Hacker News new | ask | show | jobs
by orclev 4643 days ago
A far more thorough response than I expected to see. It does look like, best case scenario his instance was compromised and being used for malicious purposes, worst case scenario he was actively doing something malicious himself. In either case taking the compromised/malicious instance offline is the appropriate first response in the case of an active attack underway.

I think I have to agree with a comment someone else made in the previous thread about this, with the rise of cheap VPS services we're seeing an influx of people unqualified and unprepared to run their own internet routable servers and things like this are the outcome of that. When you choose to stand up a VPS with a service like DO you take on the responsibility of keeping it secure and preventing it from engaging in malicious activity. If you fail at that task, the consequence is your servers will be shutdown for the good of the internet as a whole. If you are either unprepared or incapable of dealing with that responsibility you should be paying for a hosting service that's prepared to offer those services for you.

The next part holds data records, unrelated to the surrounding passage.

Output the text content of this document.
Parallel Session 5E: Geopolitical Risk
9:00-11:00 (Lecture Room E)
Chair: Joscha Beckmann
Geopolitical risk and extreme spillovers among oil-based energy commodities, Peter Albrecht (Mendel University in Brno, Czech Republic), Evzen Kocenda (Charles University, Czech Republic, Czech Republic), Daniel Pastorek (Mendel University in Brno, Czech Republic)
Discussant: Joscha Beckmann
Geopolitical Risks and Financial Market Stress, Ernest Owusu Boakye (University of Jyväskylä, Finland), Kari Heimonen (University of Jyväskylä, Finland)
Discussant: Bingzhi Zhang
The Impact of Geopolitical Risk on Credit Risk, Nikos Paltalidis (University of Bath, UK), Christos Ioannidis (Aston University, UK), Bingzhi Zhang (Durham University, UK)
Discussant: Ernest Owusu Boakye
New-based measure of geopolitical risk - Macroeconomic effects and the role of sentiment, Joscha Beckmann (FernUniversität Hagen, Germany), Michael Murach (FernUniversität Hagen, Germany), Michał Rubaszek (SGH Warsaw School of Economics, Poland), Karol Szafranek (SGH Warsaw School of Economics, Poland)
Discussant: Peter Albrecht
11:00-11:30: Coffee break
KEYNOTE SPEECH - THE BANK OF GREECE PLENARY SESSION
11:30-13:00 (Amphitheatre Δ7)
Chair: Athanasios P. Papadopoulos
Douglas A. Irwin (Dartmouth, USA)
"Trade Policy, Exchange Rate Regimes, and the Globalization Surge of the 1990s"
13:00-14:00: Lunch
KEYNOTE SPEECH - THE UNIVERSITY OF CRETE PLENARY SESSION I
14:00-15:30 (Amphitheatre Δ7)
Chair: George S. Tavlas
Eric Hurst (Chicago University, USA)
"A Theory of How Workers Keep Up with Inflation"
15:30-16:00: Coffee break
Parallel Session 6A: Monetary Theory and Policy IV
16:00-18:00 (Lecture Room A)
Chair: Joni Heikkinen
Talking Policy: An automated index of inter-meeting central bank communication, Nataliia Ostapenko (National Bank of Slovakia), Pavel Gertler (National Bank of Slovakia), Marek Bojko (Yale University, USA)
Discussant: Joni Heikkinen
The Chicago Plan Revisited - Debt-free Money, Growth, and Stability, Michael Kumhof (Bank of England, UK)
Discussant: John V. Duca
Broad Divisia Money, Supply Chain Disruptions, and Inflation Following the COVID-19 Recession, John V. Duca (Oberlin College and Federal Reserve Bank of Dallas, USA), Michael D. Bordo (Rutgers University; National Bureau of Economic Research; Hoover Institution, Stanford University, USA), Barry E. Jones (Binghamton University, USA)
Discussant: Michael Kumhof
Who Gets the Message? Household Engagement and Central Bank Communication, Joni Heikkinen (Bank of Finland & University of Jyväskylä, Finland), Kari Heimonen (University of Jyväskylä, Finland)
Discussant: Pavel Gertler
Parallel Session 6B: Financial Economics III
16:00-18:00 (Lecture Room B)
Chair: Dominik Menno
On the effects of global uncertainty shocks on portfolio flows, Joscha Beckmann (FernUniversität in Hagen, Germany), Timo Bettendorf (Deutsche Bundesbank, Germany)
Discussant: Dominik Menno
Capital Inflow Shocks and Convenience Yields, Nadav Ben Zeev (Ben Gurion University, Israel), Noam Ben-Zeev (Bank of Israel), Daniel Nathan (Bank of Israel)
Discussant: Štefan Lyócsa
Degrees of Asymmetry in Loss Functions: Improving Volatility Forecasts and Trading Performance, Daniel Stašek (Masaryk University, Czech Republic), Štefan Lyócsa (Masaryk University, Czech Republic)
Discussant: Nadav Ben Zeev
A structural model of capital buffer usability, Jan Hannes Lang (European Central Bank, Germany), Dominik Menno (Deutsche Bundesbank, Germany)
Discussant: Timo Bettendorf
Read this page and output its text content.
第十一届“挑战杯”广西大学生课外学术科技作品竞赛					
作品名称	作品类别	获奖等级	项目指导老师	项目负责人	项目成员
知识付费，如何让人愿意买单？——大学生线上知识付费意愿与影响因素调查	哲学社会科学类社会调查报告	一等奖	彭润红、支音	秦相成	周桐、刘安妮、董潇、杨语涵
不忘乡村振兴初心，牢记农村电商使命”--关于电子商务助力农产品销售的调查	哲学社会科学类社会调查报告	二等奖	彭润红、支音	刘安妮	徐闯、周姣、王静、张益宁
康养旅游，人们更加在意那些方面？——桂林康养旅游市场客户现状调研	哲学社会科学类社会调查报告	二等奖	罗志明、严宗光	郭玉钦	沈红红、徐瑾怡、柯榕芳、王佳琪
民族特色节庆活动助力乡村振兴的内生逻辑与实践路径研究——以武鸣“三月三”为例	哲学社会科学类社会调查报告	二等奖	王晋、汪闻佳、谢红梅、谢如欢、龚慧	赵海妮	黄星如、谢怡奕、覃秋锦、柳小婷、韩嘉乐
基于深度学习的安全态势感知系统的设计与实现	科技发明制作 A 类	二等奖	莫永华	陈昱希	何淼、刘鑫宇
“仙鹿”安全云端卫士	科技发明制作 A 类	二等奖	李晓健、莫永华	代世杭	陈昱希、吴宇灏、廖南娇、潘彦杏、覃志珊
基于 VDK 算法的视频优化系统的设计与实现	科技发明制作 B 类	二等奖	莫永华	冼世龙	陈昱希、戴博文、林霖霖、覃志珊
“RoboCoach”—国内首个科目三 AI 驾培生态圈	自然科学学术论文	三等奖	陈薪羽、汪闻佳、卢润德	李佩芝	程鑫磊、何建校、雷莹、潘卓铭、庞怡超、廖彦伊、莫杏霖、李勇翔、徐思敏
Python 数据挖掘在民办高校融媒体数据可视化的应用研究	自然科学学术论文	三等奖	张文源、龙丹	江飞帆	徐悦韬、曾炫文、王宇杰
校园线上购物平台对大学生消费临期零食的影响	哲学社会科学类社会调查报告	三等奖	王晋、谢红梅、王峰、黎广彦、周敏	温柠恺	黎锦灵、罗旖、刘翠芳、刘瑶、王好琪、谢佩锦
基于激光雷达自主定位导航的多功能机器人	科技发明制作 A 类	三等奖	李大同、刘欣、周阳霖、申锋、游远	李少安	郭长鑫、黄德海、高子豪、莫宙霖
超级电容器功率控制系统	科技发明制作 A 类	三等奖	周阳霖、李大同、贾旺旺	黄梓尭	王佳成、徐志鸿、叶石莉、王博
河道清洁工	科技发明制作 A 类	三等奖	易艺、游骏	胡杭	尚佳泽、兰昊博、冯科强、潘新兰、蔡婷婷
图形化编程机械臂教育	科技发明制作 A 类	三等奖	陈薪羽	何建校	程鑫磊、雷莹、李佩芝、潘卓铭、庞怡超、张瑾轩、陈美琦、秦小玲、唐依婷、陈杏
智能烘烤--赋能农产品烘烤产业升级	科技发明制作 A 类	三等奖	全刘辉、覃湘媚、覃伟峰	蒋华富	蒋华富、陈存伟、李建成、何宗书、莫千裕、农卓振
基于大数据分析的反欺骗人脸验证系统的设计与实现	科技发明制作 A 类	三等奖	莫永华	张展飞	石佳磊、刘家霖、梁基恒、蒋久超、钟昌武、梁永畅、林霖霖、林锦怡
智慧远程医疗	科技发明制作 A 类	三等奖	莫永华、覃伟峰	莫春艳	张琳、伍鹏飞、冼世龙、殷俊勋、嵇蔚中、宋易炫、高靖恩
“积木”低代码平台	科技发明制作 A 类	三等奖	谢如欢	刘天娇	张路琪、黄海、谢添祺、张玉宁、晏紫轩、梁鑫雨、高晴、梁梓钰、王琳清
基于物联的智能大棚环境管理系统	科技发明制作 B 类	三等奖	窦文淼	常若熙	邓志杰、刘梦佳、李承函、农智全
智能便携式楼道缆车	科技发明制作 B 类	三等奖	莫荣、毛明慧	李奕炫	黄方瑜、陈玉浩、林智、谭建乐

I say this as someone that currently has accounts with a number of VPS providers where I do take the responsibility of managing my servers seriously, as well as previously helping to administer a server that was compromised and taken offline until such a time as we had performed a full audit and verified our code on a new instance.

You should be prepared to treat a compromise of your servers the same as any other form of disaster. Treat it the same as if a flood happened and took out the facility you were hosted out of. You should have a backup plan in place so you can roll over to your backup until such time as you can fix the "broken" server, or else accept the downtime.